According to the writer Edward Abbey, Rowan may be on to something:
“Every man, every woman, carries in heart and mind the image of the ideal place, the right place, the one true home, known or unknown, actual or visionary.” (Edward Abbey, Desert Solitaire).
Abbey’s “right place,” his “one true home,” was Moab, Utah, a spot where he spent many years as a ranger.
My husband, Brad, shares his favorite place with Rowan: the icy lake, whispering aspen and thundering Temperance River of Minnesota’s North Shore.
My dad’s place is the Connecticut River, with the osprey nests swaying atop buoy markers, pines and evergreens jutting from the bank, a hint of salt in the air from Long Island Sound two miles downstream.
But my place? My one true home? I’m not sure I know.
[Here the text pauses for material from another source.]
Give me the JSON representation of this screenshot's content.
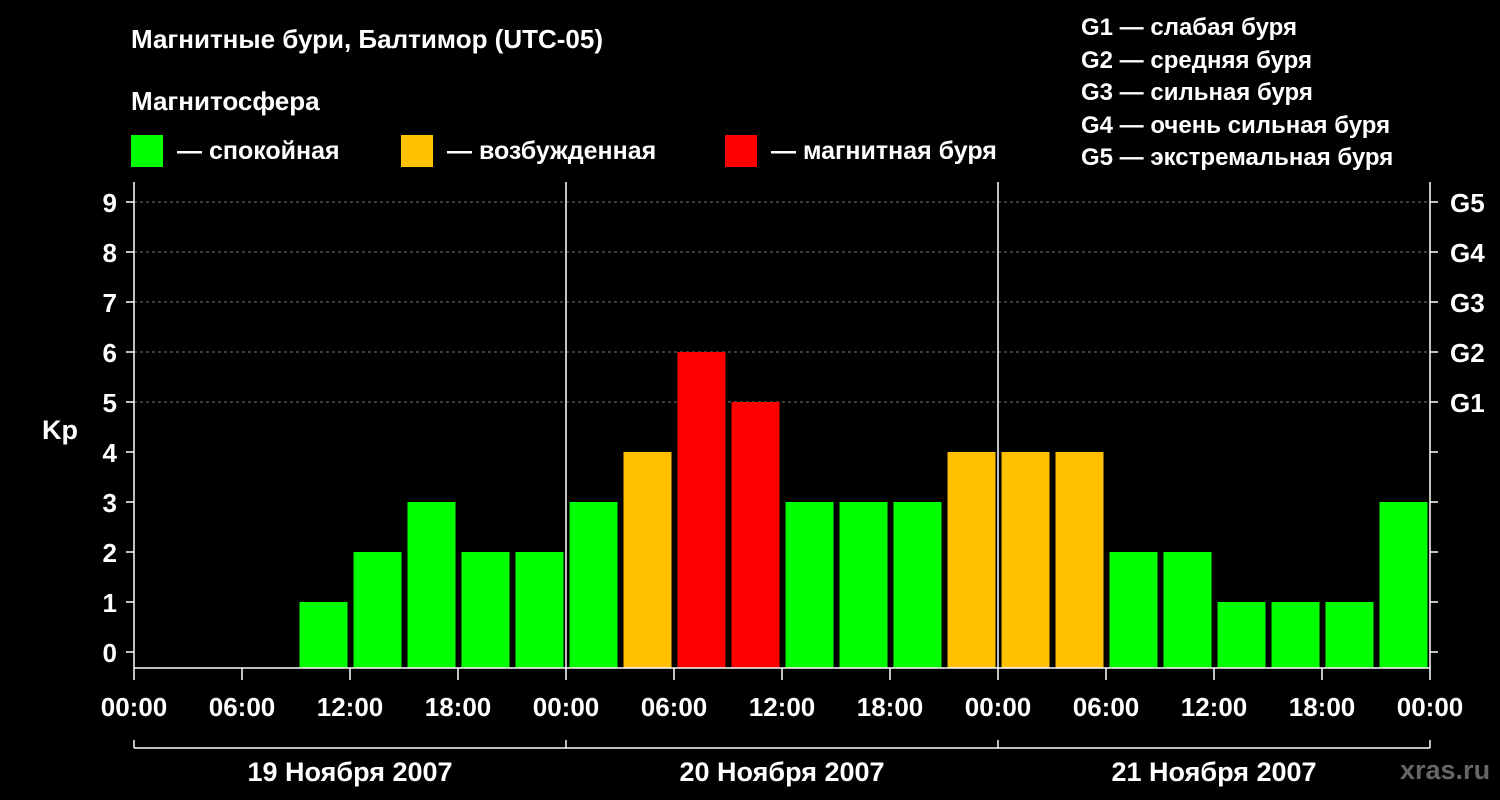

A few times a year the kids and I rumble over the gravel roads to Spring Creek Prairie, an Audubon nature preserve about 10 miles outside of Lincoln. As we walk the grassy hills, goldfinches swooping, grasshoppers humming, I sometimes wonder if Nebraska, with its sea of blue stem and low-hanging cumulous clouds, isn’t my one true place after all.
I think about this possibility when I read these verses from Acts:
“…He determined the times set for them and the exact places where they should live. God did this so that men would seek him and perhaps reach out for him and find him, though he is not far from each one of us. For in him we live, and move and have our being.” (Acts 17: 26-28)
As an unbeliever for more than two decades, I doubt I would have sought God if I’d remained in my home state of Massachusetts. I was too comfortable there, surrounded by my extended family and friends, secure in the job I loved, settled into the familiar routines and rituals of the life I’d carved out for myself. I believe God himself determined Nebraska as the place where, stripped of all my comforts and securities, I would seek him and reach out for him in my loneliness, fear and despair. I believe God chose Nebraska as the place where I would find him.
Nebraska may not be a typical favorite place. There are no sandy beaches here or crashing surf, no sparkling, pristine lakes or roaring glacial rivers. But in Nebraska I discovered my one, true home. Because here on the Great Plains, I found God.
Have you ever wondered about why you live where you do? Do you ever think God has placed you there for a specific purpose?